Comme le rapporte le Wall Street Journal, SoftBanks pourrait entamer au cours des prochaines semaines une vente publique d’Arm Holdings acquise en 2016 pour 32 milliards de dollars. La holding japonaise souhaite en effet “lever des fonds pour réorganiser ses activités”.

SoftBank prévoit de vendre divers actifs en sa possession pour atteindre un total de 41 milliards de dollars afin de soutenir certaines entreprises en difficulté et de racheter leurs actions, qui sont actuellement négociées pour une baisse significative par rapport à leur valeur liquidative.

Déjà dans le passé, la holding avait indiqué la possibilité de revendre Arm Holdings sur les marchés publics, mais maintenant la situation est devenue plus urgente. SoftBank doit collecter des liquidités dès que possible notamment pour éviter la montée d’Elliott Management Corp., qui fait tout pour agiter et changer la structure de l’entreprise.

Entre autres choses, l’acquisition d’ARM a d’abord été accueillie avec enthousiasme et comme un « changement de paradigme » par le fondateur de SoftBank Masayoshi Son. Seulement, depuis quelques mois, le ton a changé au fur et à mesure que les bénéfices se sont aplatis. Initialement, Softbank voulait utiliser Arm Holdings pour exploiter tout le potentiel du marché de l’Internet des objets, mais les résultats n’étaient pas satisfaisants.

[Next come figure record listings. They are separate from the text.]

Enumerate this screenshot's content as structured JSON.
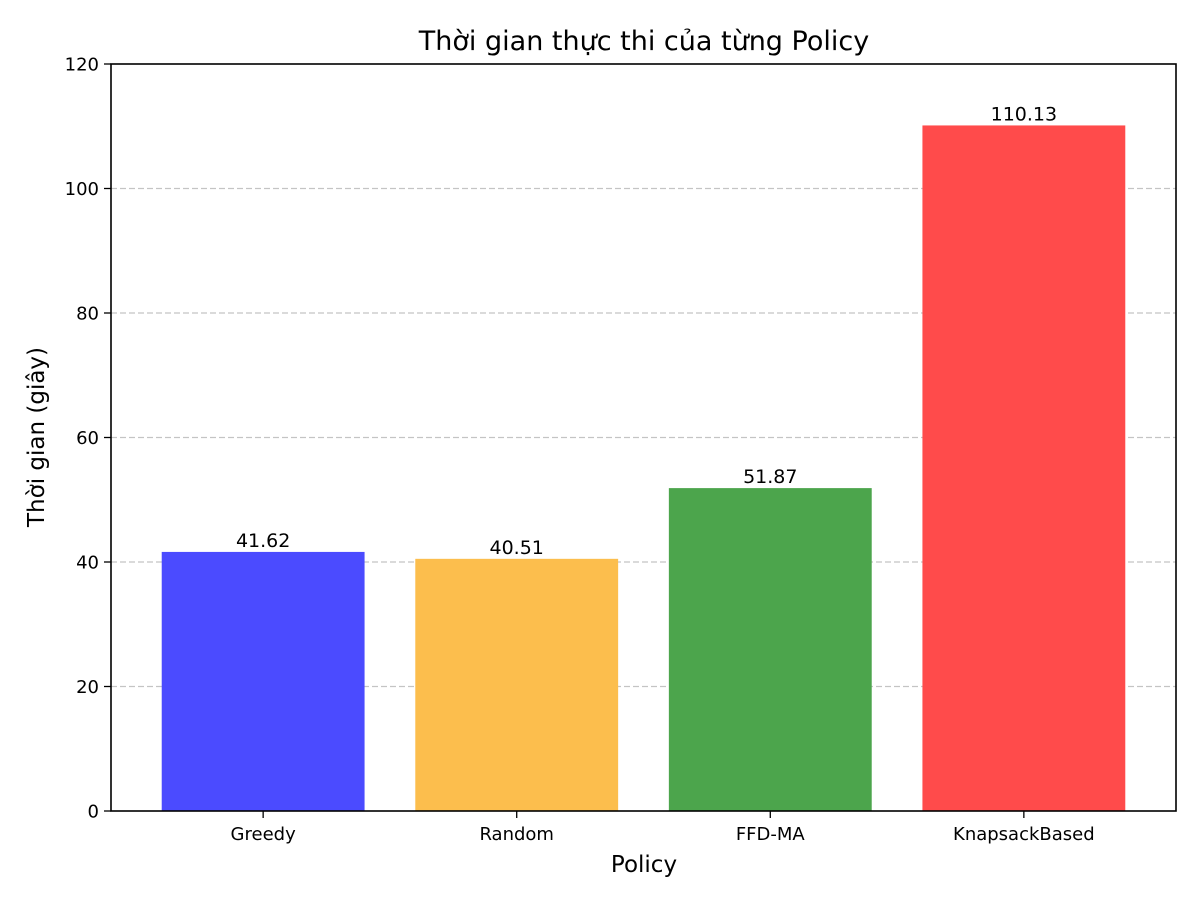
{
  "chart_data": {
    "type": "bar",
    "title": "Thời gian thực thi của từng Policy",
    "xlabel": "Policy",
    "ylabel": "Thời gian (giây)",
    "categories": [
      "Greedy",
      "Random",
      "FFD-MA",
      "KnapsackBased"
    ],
    "values": [
      41.62,
      40.51,
      51.87,
      110.13
    ],
    "value_labels": [
      "41.62",
      "40.51",
      "51.87",
      "110.13"
    ],
    "colors": [
      "#4b4bff",
      "#fcbe4d",
      "#4ca54c",
      "#ff4b4b"
    ],
    "ylim": [
      0,
      120
    ],
    "yticks": [
      0,
      20,
      40,
      60,
      80,
      100,
      120
    ],
    "grid": "y-dashed",
    "legend": "none"
  }
}
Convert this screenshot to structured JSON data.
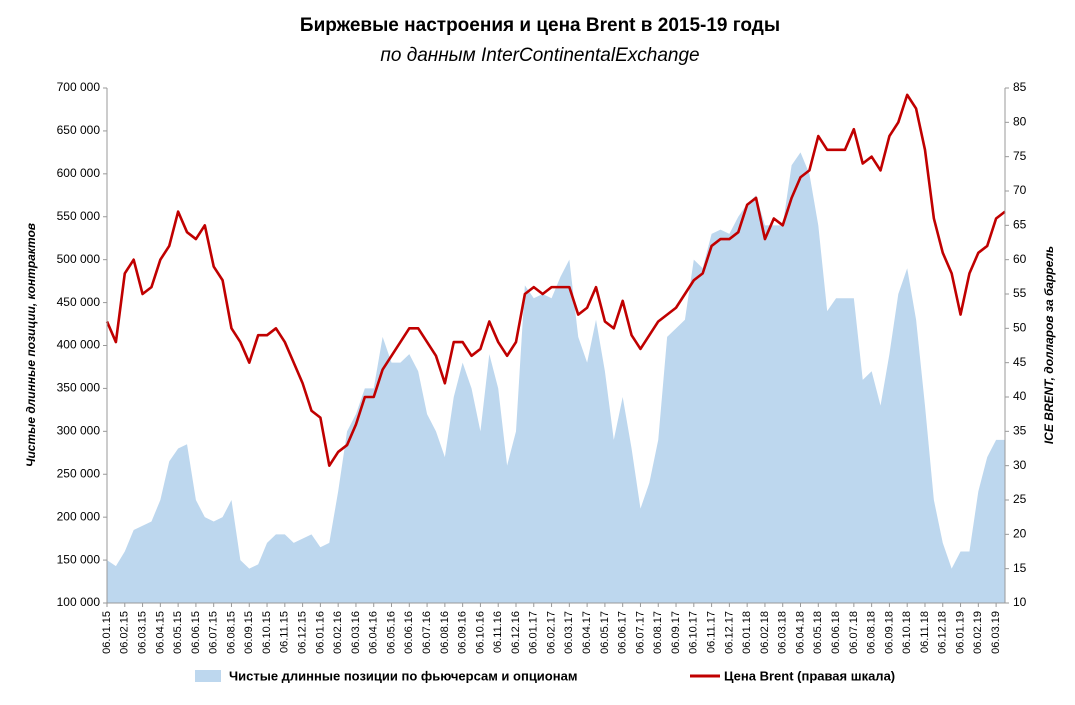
{
  "chart_data": {
    "type": "area-line",
    "title": "Биржевые настроения и цена Brent в 2015-19 годы",
    "subtitle": "по данным InterContinentalExchange",
    "y_label": "Чистые длинные позиции, контрактов",
    "y2_label": "ICE BRENT, долларов за баррель",
    "categories": [
      "06.01.15",
      null,
      "06.02.15",
      null,
      "06.03.15",
      null,
      "06.04.15",
      null,
      "06.05.15",
      null,
      "06.06.15",
      null,
      "06.07.15",
      null,
      "06.08.15",
      null,
      "06.09.15",
      null,
      "06.10.15",
      null,
      "06.11.15",
      null,
      "06.12.15",
      null,
      "06.01.16",
      null,
      "06.02.16",
      null,
      "06.03.16",
      null,
      "06.04.16",
      null,
      "06.05.16",
      null,
      "06.06.16",
      null,
      "06.07.16",
      null,
      "06.08.16",
      null,
      "06.09.16",
      null,
      "06.10.16",
      null,
      "06.11.16",
      null,
      "06.12.16",
      null,
      "06.01.17",
      null,
      "06.02.17",
      null,
      "06.03.17",
      null,
      "06.04.17",
      null,
      "06.05.17",
      null,
      "06.06.17",
      null,
      "06.07.17",
      null,
      "06.08.17",
      null,
      "06.09.17",
      null,
      "06.10.17",
      null,
      "06.11.17",
      null,
      "06.12.17",
      null,
      "06.01.18",
      null,
      "06.02.18",
      null,
      "06.03.18",
      null,
      "06.04.18",
      null,
      "06.05.18",
      null,
      "06.06.18",
      null,
      "06.07.18",
      null,
      "06.08.18",
      null,
      "06.09.18",
      null,
      "06.10.18",
      null,
      "06.11.18",
      null,
      "06.12.18",
      null,
      "06.01.19",
      null,
      "06.02.19",
      null,
      "06.03.19",
      null
    ],
    "series": [
      {
        "name": "Чистые длинные позиции по фьючерсам и опционам",
        "color": "#bdd7ee",
        "kind": "area",
        "axis": "y",
        "values": [
          150000,
          143000,
          160000,
          185000,
          190000,
          195000,
          220000,
          265000,
          280000,
          285000,
          220000,
          200000,
          195000,
          200000,
          220000,
          150000,
          140000,
          145000,
          170000,
          180000,
          180000,
          170000,
          175000,
          180000,
          165000,
          170000,
          230000,
          300000,
          320000,
          350000,
          350000,
          410000,
          380000,
          380000,
          390000,
          370000,
          320000,
          300000,
          270000,
          340000,
          380000,
          350000,
          300000,
          390000,
          350000,
          260000,
          300000,
          470000,
          455000,
          460000,
          455000,
          480000,
          500000,
          410000,
          380000,
          430000,
          370000,
          290000,
          340000,
          280000,
          210000,
          240000,
          290000,
          410000,
          420000,
          430000,
          500000,
          490000,
          530000,
          535000,
          530000,
          550000,
          565000,
          575000,
          540000,
          540000,
          540000,
          610000,
          625000,
          600000,
          540000,
          440000,
          455000,
          455000,
          455000,
          360000,
          370000,
          330000,
          390000,
          460000,
          490000,
          430000,
          330000,
          220000,
          170000,
          140000,
          160000,
          160000,
          230000,
          270000,
          290000,
          290000
        ]
      },
      {
        "name": "Цена Brent (правая шкала)",
        "color": "#c00000",
        "kind": "line",
        "axis": "y2",
        "values": [
          51,
          48,
          58,
          60,
          55,
          56,
          60,
          62,
          67,
          64,
          63,
          65,
          59,
          57,
          50,
          48,
          45,
          49,
          49,
          50,
          48,
          45,
          42,
          38,
          37,
          30,
          32,
          33,
          36,
          40,
          40,
          44,
          46,
          48,
          50,
          50,
          48,
          46,
          42,
          48,
          48,
          46,
          47,
          51,
          48,
          46,
          48,
          55,
          56,
          55,
          56,
          56,
          56,
          52,
          53,
          56,
          51,
          50,
          54,
          49,
          47,
          49,
          51,
          52,
          53,
          55,
          57,
          58,
          62,
          63,
          63,
          64,
          68,
          69,
          63,
          66,
          65,
          69,
          72,
          73,
          78,
          76,
          76,
          76,
          79,
          74,
          75,
          73,
          78,
          80,
          84,
          82,
          76,
          66,
          61,
          58,
          52,
          58,
          61,
          62,
          66,
          67
        ]
      }
    ],
    "ylim": [
      100000,
      700000
    ],
    "yticks": [
      {
        "value": 100000,
        "label": "100 000"
      },
      {
        "value": 150000,
        "label": "150 000"
      },
      {
        "value": 200000,
        "label": "200 000"
      },
      {
        "value": 250000,
        "label": "250 000"
      },
      {
        "value": 300000,
        "label": "300 000"
      },
      {
        "value": 350000,
        "label": "350 000"
      },
      {
        "value": 400000,
        "label": "400 000"
      },
      {
        "value": 450000,
        "label": "450 000"
      },
      {
        "value": 500000,
        "label": "500 000"
      },
      {
        "value": 550000,
        "label": "550 000"
      },
      {
        "value": 600000,
        "label": "600 000"
      },
      {
        "value": 650000,
        "label": "650 000"
      },
      {
        "value": 700000,
        "label": "700 000"
      }
    ],
    "y2lim": [
      10,
      85
    ],
    "y2ticks": [
      10,
      15,
      20,
      25,
      30,
      35,
      40,
      45,
      50,
      55,
      60,
      65,
      70,
      75,
      80,
      85
    ],
    "legend": "bottom"
  }
}
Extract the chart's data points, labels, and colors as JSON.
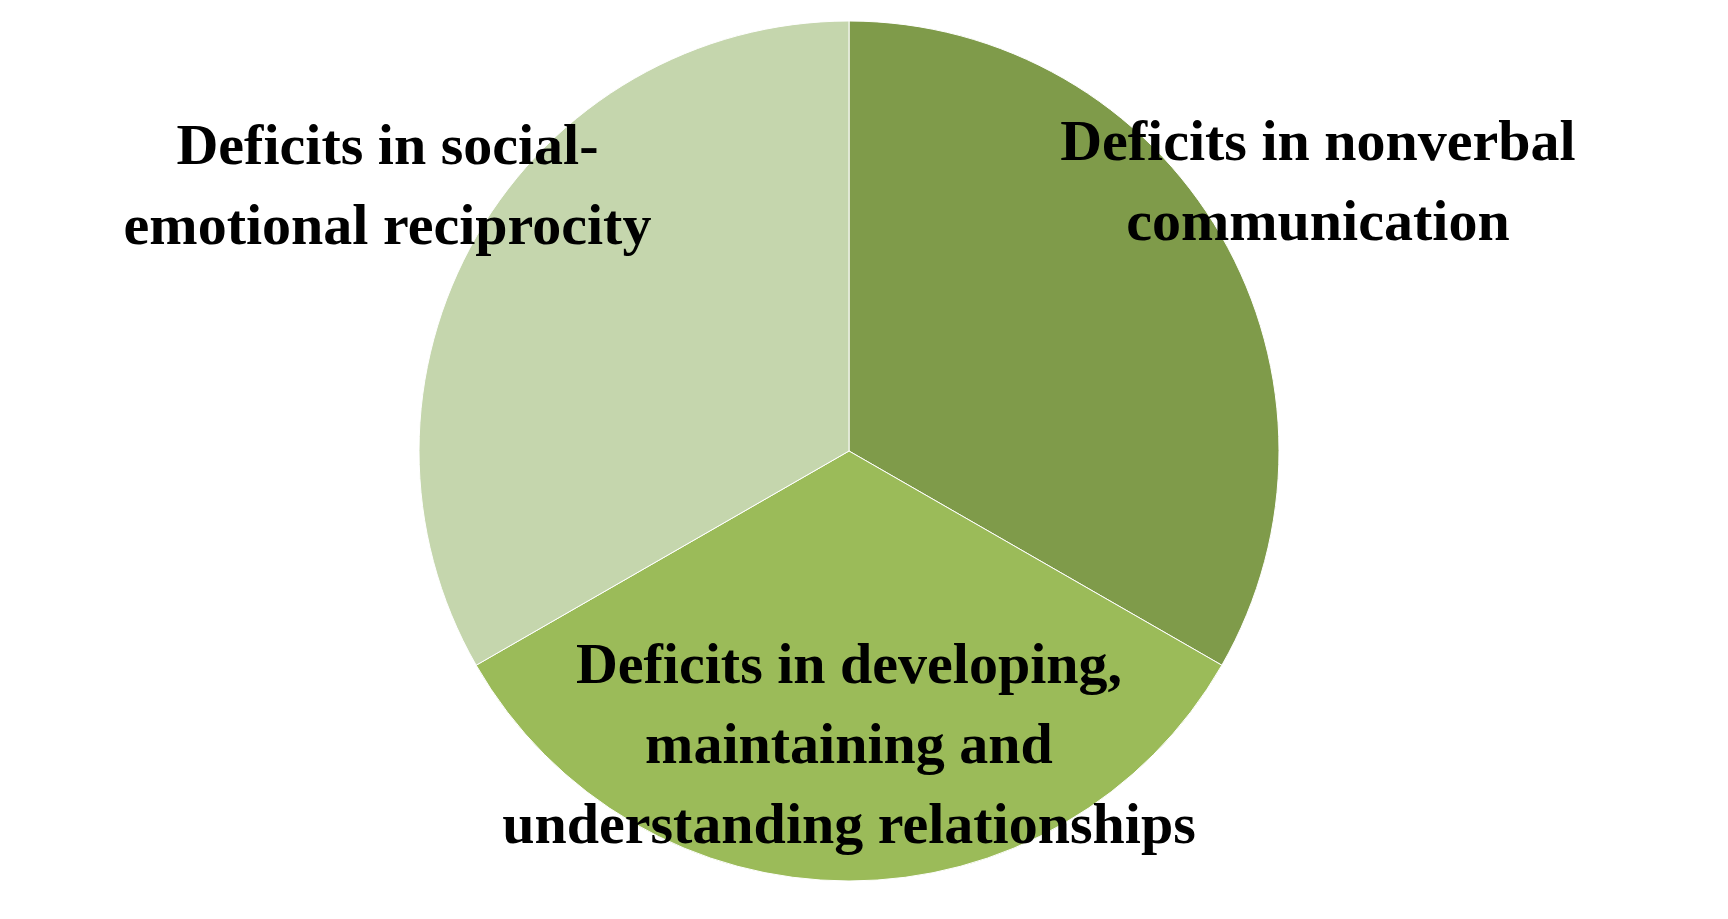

Apple a acheté la licence pour utiliser les technologies ARM en 2006, puis l’a intégrée aux processeurs de la série A utilisés sur iPhone et iPad, ainsi que sur le HomePod et l’Apple TV. Apple a ensuite annoncé l’utilisation de cette technologie pour les futurs Mac, comme l’a confirmé la société lors de la dernière WWDC.

Pour cette raison, si SoftBank décide de mettre en vente Arm Holdings, Apple pourrait être au premier rang pour l’acquisition. L’investissement varierait entre 35 et 40 milliards de dollars.